In the following sample, I did a loop on 1,000,000,000 integer records on for/foreach and measured it with BenchmarkDotNet:
using BenchmarkDotNet.Attributes;
using BenchmarkDotNet.Running;
public class Program
{
public static void Main()
{
BenchmarkRunner.Run<LoopsBenchmarks>();
}
}
[MemoryDiagnoser]
public class LoopsBenchmarks
{
private List<int> arr = Enumerable.Range(1, 1_000_000_000).ToList();
[Benchmark]
public void For()
{
for (int i = 0; i < arr.Count; i++)
{
int item = arr[i];
}
}
[Benchmark]
public void Foreach()
{
foreach (int item in arr)
{
}
}
}
And here are the results:
Conclusion
In the example above we can see that for loop is slightly faster than foreach loop for lists.

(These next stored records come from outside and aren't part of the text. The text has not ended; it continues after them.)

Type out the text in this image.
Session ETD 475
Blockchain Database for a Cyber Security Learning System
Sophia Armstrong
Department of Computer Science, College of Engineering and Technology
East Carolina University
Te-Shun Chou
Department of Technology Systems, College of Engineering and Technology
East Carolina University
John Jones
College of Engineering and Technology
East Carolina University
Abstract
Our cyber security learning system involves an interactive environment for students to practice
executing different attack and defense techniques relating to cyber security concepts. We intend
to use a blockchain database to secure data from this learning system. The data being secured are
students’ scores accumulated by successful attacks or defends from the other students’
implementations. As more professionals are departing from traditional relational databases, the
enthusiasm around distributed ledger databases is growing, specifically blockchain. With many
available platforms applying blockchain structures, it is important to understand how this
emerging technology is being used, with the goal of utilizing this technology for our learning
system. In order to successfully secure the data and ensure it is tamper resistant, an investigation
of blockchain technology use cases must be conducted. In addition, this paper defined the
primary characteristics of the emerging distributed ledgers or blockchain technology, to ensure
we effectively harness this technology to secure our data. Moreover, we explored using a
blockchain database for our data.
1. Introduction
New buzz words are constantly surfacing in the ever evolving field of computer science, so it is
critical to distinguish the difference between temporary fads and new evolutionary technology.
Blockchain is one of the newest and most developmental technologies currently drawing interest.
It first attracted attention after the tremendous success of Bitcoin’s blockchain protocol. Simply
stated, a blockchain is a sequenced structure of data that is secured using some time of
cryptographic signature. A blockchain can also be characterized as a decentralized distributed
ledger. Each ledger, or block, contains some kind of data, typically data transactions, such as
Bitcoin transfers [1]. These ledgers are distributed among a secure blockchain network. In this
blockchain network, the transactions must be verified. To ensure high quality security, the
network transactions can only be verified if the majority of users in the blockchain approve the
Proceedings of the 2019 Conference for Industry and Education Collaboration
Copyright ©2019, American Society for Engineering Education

We can also see that both use the same memory allocation.
I wouldn't expect anyone to find a "huge" performance difference between the two.
I guess the answer depends on the whether the collection you are trying to access has a faster indexer access implementation or a faster IEnumerator access implementation. Since IEnumerator often uses the indexer and just holds a copy of the current index position, I would expect enumerator access to be at least as slow or slower than direct index access, but not by much.
Of course this answer doesn't account for any optimizations the compiler may implement.